By Matt Andrejczak

SAN FRANCISCO (Dow Jones) -- Procter & Gamble Co., the household products giant, warned Friday sales growth is stalling as consumers rein in spending, weakening the company's traditional strength as a defensive play when the worldwide economy stumbles.

P&G shares fell 4% to $55.88 in late morning trading.

"If consumer confidence around the world continues to drop, we would expect consumption in more discretionary categories to be further impacted," Chief Financial Officer Jon Moeller said in a conference call.

The consumer giant lowered its June fiscal year financial targets. P&G said sales growth will be flat to down 4%, compared to its old forecast for growth of 1% to 3%. It pegged earnings between $4.20 and $4.35 a share. P&G had expected to earn up to $4.38 a share.

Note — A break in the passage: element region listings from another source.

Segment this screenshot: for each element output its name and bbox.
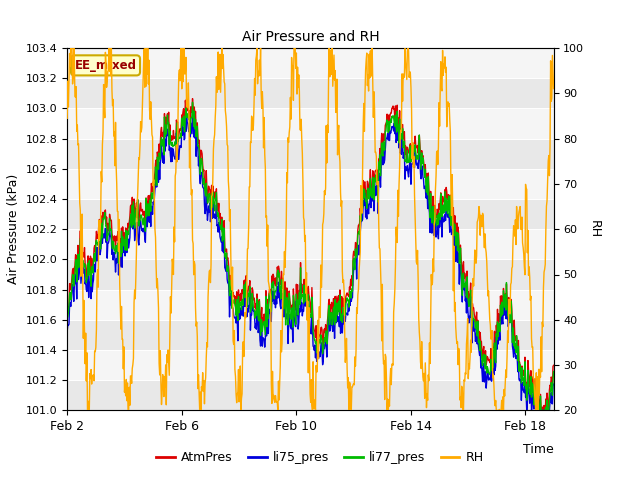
Bar xyxy=(67,108,554,139)
Y-axis label: RH: RH xyxy=(588,220,601,238)
Y-axis label: Air Pressure (kPa): Air Pressure (kPa) xyxy=(7,174,20,284)
Bar xyxy=(67,289,554,320)
Bar xyxy=(67,350,554,380)
Legend: AtmPres, li75_pres, li77_pres, RH: AtmPres, li75_pres, li77_pres, RH xyxy=(152,446,488,469)
Bar xyxy=(67,48,554,78)
Title: Air Pressure and RH: Air Pressure and RH xyxy=(241,30,380,44)
Bar xyxy=(67,229,554,259)
Text: Time: Time xyxy=(523,443,554,456)
Text: EE_mixed: EE_mixed xyxy=(74,59,136,72)
Bar xyxy=(67,169,554,199)
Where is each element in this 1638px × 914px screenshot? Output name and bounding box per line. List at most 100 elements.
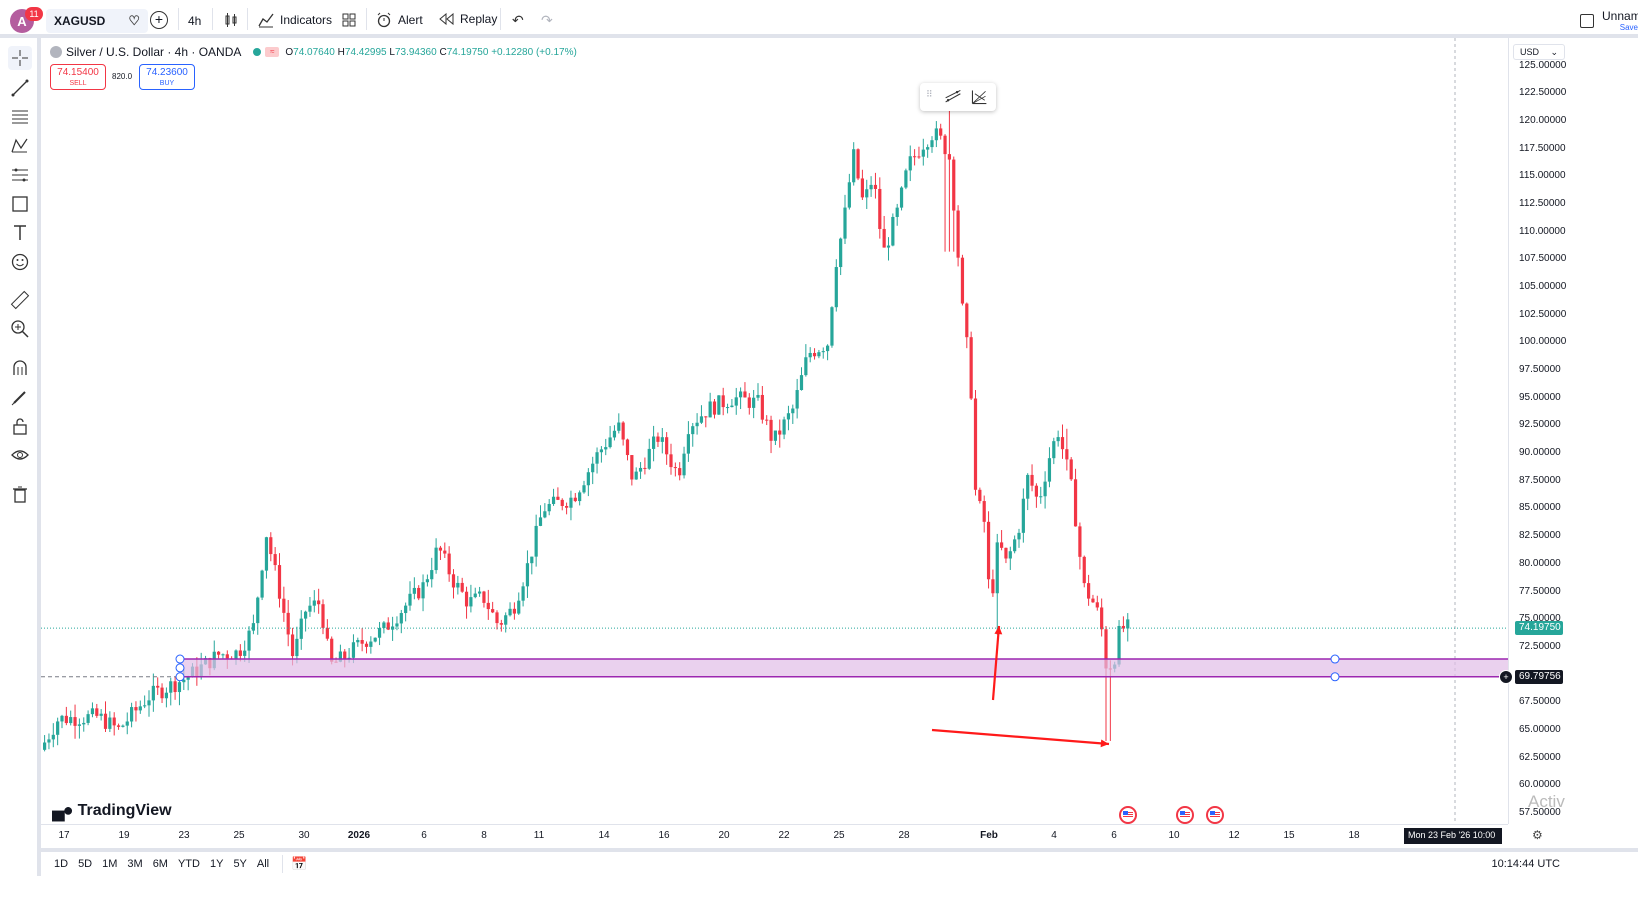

Even though it cut its profit target, P&G said it's comfortable with the current analyst consensus for fiscal 2009 profit of $4.29 a share.

P&G (PG) sells everything from cosmetics to shampoos, including Tide detergent, Gillette razors, Pampers diapers and Crest toothpaste. It said it plans to emphasize a "value" message in its advertising and through coupons and other consumer promotions.

P&G warned last month sales would fall short of internal growth targets because retailers were keeping inventories tight to blunt weak consumer spending as job losses grow around the world.

This hit shipments for the quarter ended Dec. 31. P&G said volume fell 3%. Notable declines came from Tide, Prestige Fragrances, Braun shaving items, and Gillette Mach3 razors.

P&G Chief Executive A.G. Lafley has remarked that his company is "recession-resistant but not recession-proof." P&G shares have reflected that. The stock has been one of the best performers in the Dow Jones Industrial Average, declining just 10% over the past 12 months. Other Dow stock-stalwarts are Wal-Mart, McDonald's, Kraft Foods and Johnson & Johnson.

On Friday, P&G said its fiscal second-quarter net income rose 53% to $5 billion, or a $1.58 a share, boosted by a 63-cent gain from the sale of the Folgers coffee business. The profit matched the analyst target of $1.58 a share, according to Thomson Reuters.

P&G earned $3.27 billion, or 98 cents a share, in the year-earlier period.

With retailers hoarding cash, sales at P&G slipped 3% in the quarter to $20.37 billion.

So far in this current round of earnings reports, it has been a mixed bag for household-products makers who face some fear from investors that consumers will trade down to less expensive items or even pare spending on staple items if possible.

Baby-diaper and tissue maker Kimberly-Clark (KMB) gave a conservative full-year forecast, while toothpaste provider Colgate-Palmolive (CL) offered a bright outlook.

P&G is facing currency headwinds as the rising strength of the U.S. dollar against foreign currencies is making the company's overseas sales less valuable than recent years. On the flip side, P&G should pay less to manufacture its goods as a host of commodities have come down in price since surging to record-levels last summer.